Processing a physician's application for membership and privileges on a hospital medical staff involves a myriad of steps, and can take weeks or even months to complete. Primary, and sometimes secondary source documents that prove that the individual making the application has gone to medical school, has a license, is indeed board certified if that claim is made on the application, etc. are collected. Time lines may be developed to assure that no significant period remains undocumented. Credentialing generally also includes contacting peers and other professional references with questions about the applicant's skills, abilities, character and competence to perform requested privileges.

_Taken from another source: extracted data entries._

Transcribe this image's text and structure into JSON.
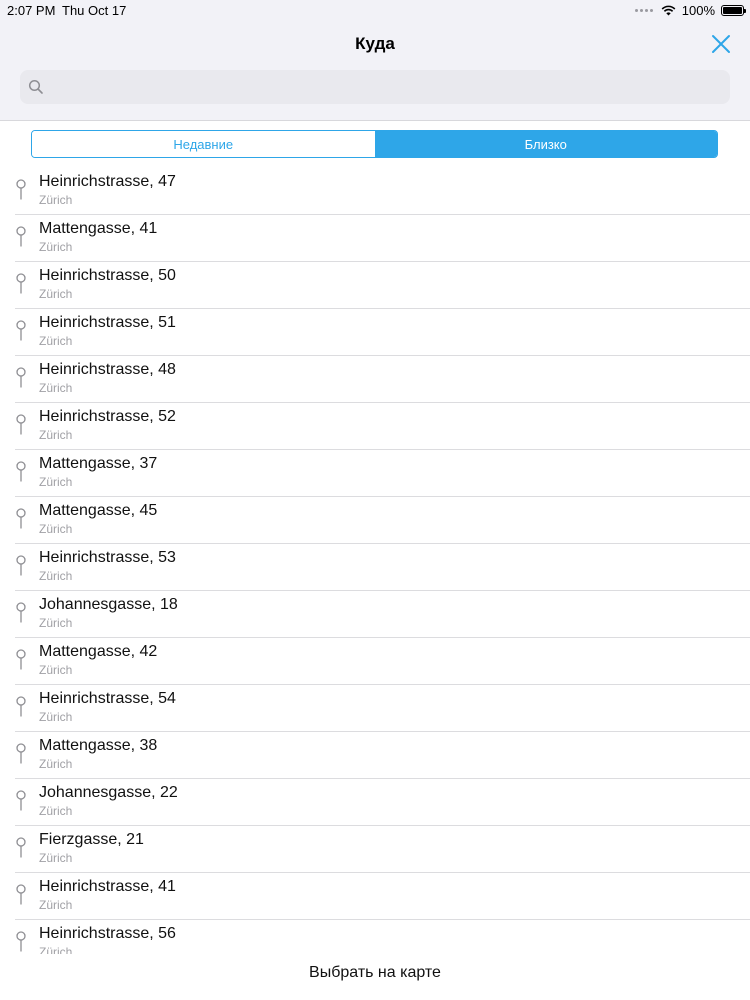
{
  "status_bar": {
    "time": "2:07 PM",
    "date": "Thu Oct 17",
    "battery": "100%"
  },
  "header": {
    "title": "Куда",
    "close_icon": "close-icon"
  },
  "search": {
    "value": "",
    "placeholder": ""
  },
  "tabs": {
    "recent_label": "Недавние",
    "nearby_label": "Близко",
    "selected": "nearby"
  },
  "places": [
    {
      "title": "Heinrichstrasse, 47",
      "city": "Zürich"
    },
    {
      "title": "Mattengasse, 41",
      "city": "Zürich"
    },
    {
      "title": "Heinrichstrasse, 50",
      "city": "Zürich"
    },
    {
      "title": "Heinrichstrasse, 51",
      "city": "Zürich"
    },
    {
      "title": "Heinrichstrasse, 48",
      "city": "Zürich"
    },
    {
      "title": "Heinrichstrasse, 52",
      "city": "Zürich"
    },
    {
      "title": "Mattengasse, 37",
      "city": "Zürich"
    },
    {
      "title": "Mattengasse, 45",
      "city": "Zürich"
    },
    {
      "title": "Heinrichstrasse, 53",
      "city": "Zürich"
    },
    {
      "title": "Johannesgasse, 18",
      "city": "Zürich"
    },
    {
      "title": "Mattengasse, 42",
      "city": "Zürich"
    },
    {
      "title": "Heinrichstrasse, 54",
      "city": "Zürich"
    },
    {
      "title": "Mattengasse, 38",
      "city": "Zürich"
    },
    {
      "title": "Johannesgasse, 22",
      "city": "Zürich"
    },
    {
      "title": "Fierzgasse, 21",
      "city": "Zürich"
    },
    {
      "title": "Heinrichstrasse, 41",
      "city": "Zürich"
    },
    {
      "title": "Heinrichstrasse, 56",
      "city": "Zürich"
    }
  ],
  "bottom": {
    "map_label": "Выбрать на карте"
  },
  "colors": {
    "accent": "#2ea6e8",
    "secondary_text": "#a0a0a5",
    "header_bg": "#f2f2f7"
  }
}
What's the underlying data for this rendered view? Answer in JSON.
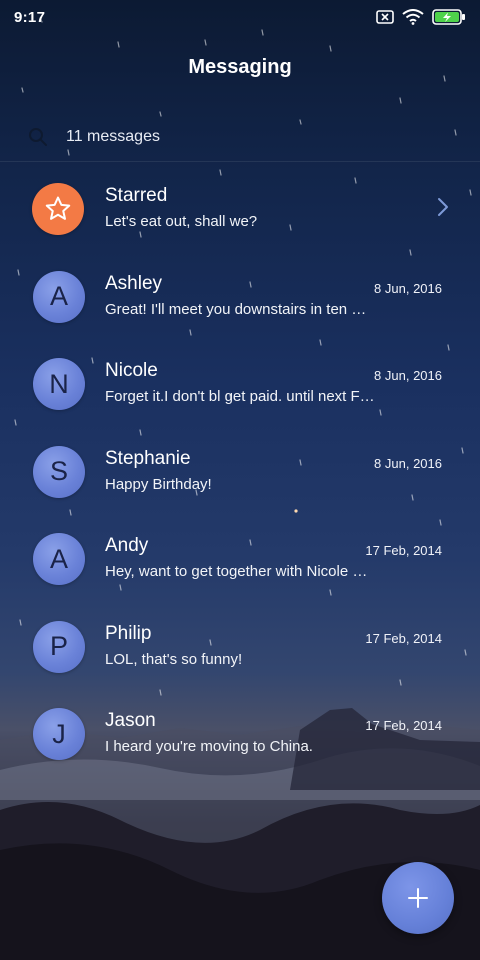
{
  "status_bar": {
    "time": "9:17",
    "icons": [
      "sim-off-icon",
      "wifi-icon",
      "battery-charging-icon"
    ]
  },
  "header": {
    "title": "Messaging"
  },
  "search": {
    "icon": "search-icon",
    "label": "11 messages"
  },
  "conversations": [
    {
      "name": "Starred",
      "preview": "Let's eat out, shall we?",
      "date": "",
      "avatar": "star-icon",
      "avatar_color": "#f37a45"
    },
    {
      "name": "Ashley",
      "preview": "Great! I'll meet you downstairs in ten …",
      "date": "8 Jun, 2016",
      "avatar": "A"
    },
    {
      "name": "Nicole",
      "preview": "Forget it.I don't bl get paid. until next F…",
      "date": "8 Jun, 2016",
      "avatar": "N"
    },
    {
      "name": "Stephanie",
      "preview": "Happy Birthday!",
      "date": "8 Jun, 2016",
      "avatar": "S"
    },
    {
      "name": "Andy",
      "preview": "Hey, want to get together with Nicole …",
      "date": "17 Feb, 2014",
      "avatar": "A"
    },
    {
      "name": "Philip",
      "preview": "LOL, that's so funny!",
      "date": "17 Feb, 2014",
      "avatar": "P"
    },
    {
      "name": "Jason",
      "preview": "I heard you're moving to China.",
      "date": "17 Feb, 2014",
      "avatar": "J"
    }
  ],
  "fab": {
    "icon": "plus-icon"
  },
  "colors": {
    "avatar_blue": "#6a82d8",
    "starred_orange": "#f37a45",
    "fab_blue": "#6580d8"
  }
}
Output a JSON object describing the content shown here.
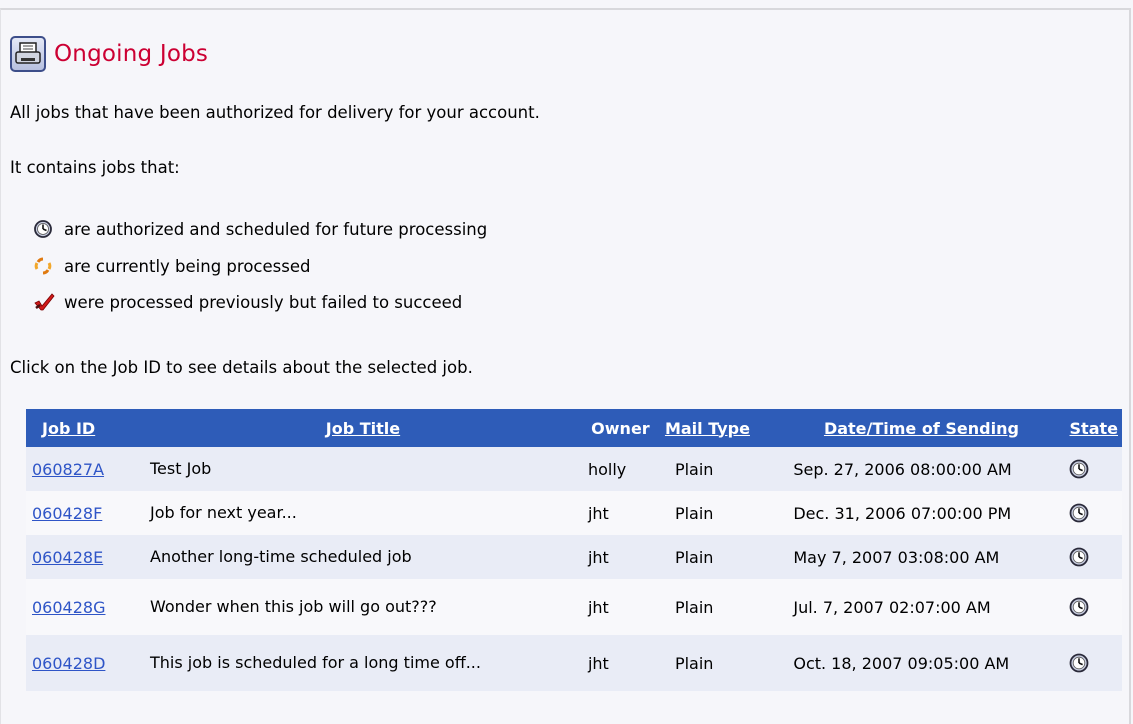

All of this data is reviewed first by the medical staff professional(s) responsible for collecting and analyzing it. It is then presented to medical staff and administrative leadership, usually in the form of a Credentials Committee meeting. Sometimes applicants appear for personal interviews at those meetings. Final decisions are made by the governing board.
As any member of a Credentials or Medical Executive Committee will tell you, making wise recommendations about medical staff applicants is a complex and weighty task. It is a key foundation to patient safety. Some applicants are the proverbial "no brainers." Welcome to our medical staff; glad you're here. Others require considerable discussion and perhaps further investigation.
The importance of thorough documentation, not just of the process of collecting information, but also of the deliberation and discussion that occurs at Credentials, Medical Executive, and Board meetings is well illustrated by a case featured in a May 7, 2007 Medical Economics article:
Negligent credentialing: Is the danger growing?
It's complicated enough when a patient who's been injured in the hospital sues her treating physician, but it gets more complicated still when she also sues the hospital for credentialing that physician in the first place.
Among recent cases, none illustrates the issues connected with negligent credentialing better than Larson v. Wasemiller.
What's most important is the process that the hospital followed: What information did the committee consider and how did it consider it? What discussions among members took place? Given the information it had, why did the committee reach the decision it did? These are the critical questions that the hospital just can't talk about, can't fully provide evidence about.
Meanwhile, both physicians and hospitals have been put on notice that failure to take the credentialing process seriously—whether because some physicians have been less than truthful before a committee, a committee has been less than vigilant in its review, or the hospital itself has been less than candid in its communications with another hospital about a physician—can be legally risky, says Philadelphia's Robin Locke Nagele.